4. Influences Litigation Strategy

Policy limit discovery can influence whether a case is settled or goes to trial. For attorneys and claimants, understanding the maximum payout potential allows for a realistic assessment of risk and reward. It may not make financial sense to take a case to trial if the defendant is only covered by a $25,000 policy and has no other assets. On the other hand, discovering that a trucking company has a $1 million commercial policy might justify the time and cost of litigation.

In class actions or catastrophic injury cases, discovering multiple layers of coverage (such as umbrella or excess liability policies) can transform a modest claim into a high-value case.

How to Discover Policy Limits

While insurers aren’t always required to disclose policy limits, many states have specific rules that allow for disclosure under certain conditions. Here are some common methods:

Written Demand Letters: In states like California and Florida, attorneys can send formal requests for policy limits, and insurers are legally required to respond within a specified timeframe.

Interrogatories and Discovery Requests: During litigation, discovery tools can compel the defendant to reveal their insurance coverage information.

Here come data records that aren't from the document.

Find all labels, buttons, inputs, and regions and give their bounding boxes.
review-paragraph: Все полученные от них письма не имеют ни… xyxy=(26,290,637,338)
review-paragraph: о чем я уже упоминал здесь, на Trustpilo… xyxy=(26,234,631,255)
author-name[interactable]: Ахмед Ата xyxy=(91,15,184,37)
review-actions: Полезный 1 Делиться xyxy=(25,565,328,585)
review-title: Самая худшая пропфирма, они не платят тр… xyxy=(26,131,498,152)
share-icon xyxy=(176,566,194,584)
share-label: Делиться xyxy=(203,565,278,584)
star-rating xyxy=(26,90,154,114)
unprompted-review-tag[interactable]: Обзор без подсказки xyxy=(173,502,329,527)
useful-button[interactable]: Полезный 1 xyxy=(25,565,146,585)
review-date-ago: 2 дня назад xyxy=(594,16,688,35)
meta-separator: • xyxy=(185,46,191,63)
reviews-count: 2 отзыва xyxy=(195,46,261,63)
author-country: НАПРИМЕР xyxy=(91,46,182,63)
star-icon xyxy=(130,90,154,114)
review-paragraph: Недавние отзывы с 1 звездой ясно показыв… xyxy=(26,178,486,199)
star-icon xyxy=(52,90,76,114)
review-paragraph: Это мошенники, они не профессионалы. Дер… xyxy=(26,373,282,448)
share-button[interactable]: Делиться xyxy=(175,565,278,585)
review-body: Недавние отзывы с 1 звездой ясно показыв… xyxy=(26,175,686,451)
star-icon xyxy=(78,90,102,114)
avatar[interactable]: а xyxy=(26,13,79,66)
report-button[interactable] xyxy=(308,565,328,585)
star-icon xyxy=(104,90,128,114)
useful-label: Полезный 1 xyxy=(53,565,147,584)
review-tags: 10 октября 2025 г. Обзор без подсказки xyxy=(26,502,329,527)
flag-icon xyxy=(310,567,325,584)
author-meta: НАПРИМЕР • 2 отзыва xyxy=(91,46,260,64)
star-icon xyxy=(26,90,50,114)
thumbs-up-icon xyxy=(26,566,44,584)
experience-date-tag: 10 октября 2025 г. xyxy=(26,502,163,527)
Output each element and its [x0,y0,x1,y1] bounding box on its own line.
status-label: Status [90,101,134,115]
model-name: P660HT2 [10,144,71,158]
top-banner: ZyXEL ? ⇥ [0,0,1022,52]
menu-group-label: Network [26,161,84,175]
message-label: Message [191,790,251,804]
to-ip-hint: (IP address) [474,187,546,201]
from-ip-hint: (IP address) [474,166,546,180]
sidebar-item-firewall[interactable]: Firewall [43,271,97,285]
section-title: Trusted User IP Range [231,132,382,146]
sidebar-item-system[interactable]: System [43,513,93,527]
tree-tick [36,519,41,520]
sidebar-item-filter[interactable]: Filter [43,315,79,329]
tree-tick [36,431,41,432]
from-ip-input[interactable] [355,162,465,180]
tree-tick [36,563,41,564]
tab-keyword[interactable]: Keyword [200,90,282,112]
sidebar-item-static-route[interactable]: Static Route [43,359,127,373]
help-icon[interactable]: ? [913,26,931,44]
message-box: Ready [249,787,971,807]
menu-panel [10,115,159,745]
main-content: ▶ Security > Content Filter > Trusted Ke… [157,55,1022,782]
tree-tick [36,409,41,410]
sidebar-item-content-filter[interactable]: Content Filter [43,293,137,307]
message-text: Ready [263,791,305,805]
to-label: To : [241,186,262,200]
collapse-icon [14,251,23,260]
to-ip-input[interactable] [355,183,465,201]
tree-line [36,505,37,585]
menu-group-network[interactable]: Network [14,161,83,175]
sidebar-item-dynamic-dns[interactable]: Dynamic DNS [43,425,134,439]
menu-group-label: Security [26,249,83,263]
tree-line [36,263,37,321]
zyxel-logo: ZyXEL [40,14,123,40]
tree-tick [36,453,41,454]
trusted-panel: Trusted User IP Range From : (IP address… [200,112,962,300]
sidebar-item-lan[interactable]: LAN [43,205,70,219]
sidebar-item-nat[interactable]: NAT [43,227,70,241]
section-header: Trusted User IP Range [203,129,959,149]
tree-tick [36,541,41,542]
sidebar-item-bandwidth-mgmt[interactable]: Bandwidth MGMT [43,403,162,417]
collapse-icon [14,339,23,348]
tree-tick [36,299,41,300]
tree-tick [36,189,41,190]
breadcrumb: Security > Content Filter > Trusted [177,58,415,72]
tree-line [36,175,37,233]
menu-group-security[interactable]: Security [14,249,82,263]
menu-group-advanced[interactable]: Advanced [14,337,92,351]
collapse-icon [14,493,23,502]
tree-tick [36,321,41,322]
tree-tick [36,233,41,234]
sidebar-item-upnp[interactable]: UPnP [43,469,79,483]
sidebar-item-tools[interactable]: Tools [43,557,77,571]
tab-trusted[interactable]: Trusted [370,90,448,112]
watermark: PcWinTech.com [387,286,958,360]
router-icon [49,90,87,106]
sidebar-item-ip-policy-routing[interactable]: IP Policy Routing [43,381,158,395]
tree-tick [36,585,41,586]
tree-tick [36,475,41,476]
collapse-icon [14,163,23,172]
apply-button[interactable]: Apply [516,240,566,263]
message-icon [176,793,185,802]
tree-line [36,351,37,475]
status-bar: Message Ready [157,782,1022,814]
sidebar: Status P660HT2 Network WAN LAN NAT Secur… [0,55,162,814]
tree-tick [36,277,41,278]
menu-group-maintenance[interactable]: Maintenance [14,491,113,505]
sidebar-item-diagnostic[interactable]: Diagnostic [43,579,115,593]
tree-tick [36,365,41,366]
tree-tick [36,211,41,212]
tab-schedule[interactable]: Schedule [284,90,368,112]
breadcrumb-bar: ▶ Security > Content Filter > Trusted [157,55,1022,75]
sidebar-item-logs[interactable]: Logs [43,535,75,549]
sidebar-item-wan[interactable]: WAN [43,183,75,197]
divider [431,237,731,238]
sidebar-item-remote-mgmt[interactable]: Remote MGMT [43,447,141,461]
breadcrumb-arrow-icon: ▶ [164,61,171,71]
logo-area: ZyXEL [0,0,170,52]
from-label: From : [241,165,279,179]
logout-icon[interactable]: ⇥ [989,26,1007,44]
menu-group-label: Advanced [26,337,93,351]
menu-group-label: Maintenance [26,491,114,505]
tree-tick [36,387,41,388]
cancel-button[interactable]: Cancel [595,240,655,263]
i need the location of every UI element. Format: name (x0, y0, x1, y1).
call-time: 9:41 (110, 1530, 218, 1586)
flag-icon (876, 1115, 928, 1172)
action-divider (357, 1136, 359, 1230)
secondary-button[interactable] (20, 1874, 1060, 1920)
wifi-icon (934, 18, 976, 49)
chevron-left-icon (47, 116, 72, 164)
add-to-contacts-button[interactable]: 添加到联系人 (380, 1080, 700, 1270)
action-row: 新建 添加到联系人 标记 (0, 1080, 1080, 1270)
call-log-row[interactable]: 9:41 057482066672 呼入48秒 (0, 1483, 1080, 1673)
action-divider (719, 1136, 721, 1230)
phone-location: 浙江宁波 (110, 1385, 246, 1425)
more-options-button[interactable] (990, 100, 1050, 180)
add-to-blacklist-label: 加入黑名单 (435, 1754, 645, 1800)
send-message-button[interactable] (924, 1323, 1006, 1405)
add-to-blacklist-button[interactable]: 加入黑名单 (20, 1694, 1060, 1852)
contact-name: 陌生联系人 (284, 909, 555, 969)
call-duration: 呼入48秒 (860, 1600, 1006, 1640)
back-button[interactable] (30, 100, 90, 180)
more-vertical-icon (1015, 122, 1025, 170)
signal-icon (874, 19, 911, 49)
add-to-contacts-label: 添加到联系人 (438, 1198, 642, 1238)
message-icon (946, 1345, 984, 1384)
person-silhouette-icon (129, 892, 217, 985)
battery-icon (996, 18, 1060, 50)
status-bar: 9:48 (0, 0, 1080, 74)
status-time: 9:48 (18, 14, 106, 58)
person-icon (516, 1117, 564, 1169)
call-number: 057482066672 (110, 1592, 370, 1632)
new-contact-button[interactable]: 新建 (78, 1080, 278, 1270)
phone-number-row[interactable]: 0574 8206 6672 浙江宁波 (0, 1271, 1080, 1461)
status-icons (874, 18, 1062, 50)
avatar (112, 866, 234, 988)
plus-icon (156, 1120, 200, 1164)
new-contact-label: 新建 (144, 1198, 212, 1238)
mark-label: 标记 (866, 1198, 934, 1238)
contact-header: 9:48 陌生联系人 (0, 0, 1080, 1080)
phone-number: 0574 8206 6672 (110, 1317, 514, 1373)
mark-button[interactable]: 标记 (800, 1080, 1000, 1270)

Accident Reports and Public Records: In some cases, public documents can provide clues about the policyholder’s insurer and policy details.

Professional Research Services: Specialized companies can perform policy limit investigations using legal databases, insurance records, and regulatory filings to uncover the information quickly and legally.

Real-World Example

Consider a real-world scenario where a pedestrian is hit by a commercial delivery van. The pedestrian sustains serious injuries resulting in $300,000 in damages. Initially, the insurance company offers $50,000, claiming it is a "generous offer." Without knowing the policy limits, the injured party might accept.

However, a policy limit discovery reveals that the delivery company carries a $1 million liability policy. With this new information, the attorney re-engages the insurer, highlighting the damages and the true extent of coverage. The insurer, now aware of the risk of trial and bad faith exposure, agrees to settle for $300,000—six times the original offer.

This outcome was only possible because the attorney discovered the actual policy limits and used that knowledge to renegotiate a fair settlement.

States Where Disclosure is Mandated

Some states require insurers to disclose policy limits upon request, especially in personal injury claims:

California: Insurers must disclose liability limits within 30 days of a written request.

New York: Insurers must provide policy information within 45 days under specific conditions.

Florida: Requires insurers to provide full policy information, including limits, upon a written request and affidavit.

Illinois, Texas, and Others Vary in requirements, but discovery is often permitted during litigation.

Attorneys working across jurisdictions must be familiar with local rules to leverage policy limit discovery most effectively.

Conclusion

In personal injury and insurance disputes, discovering the policy limit is not just a procedural step—it’s a game-changer. It transforms negotiations, clarifies litigation strategies, and can turn modest settlements into six- or seven-figure payouts.

Whether you're an accident victim seeking justice or an attorney advocating for a client, understanding how and when to discover insurance policy limits can be the difference between being short-changed and being fully compensated.

With the right tools, knowledge, and timing, policy limit discovery can lead to larger, faster, and more equitable settlements—and can keep insurers accountable for fair dealing.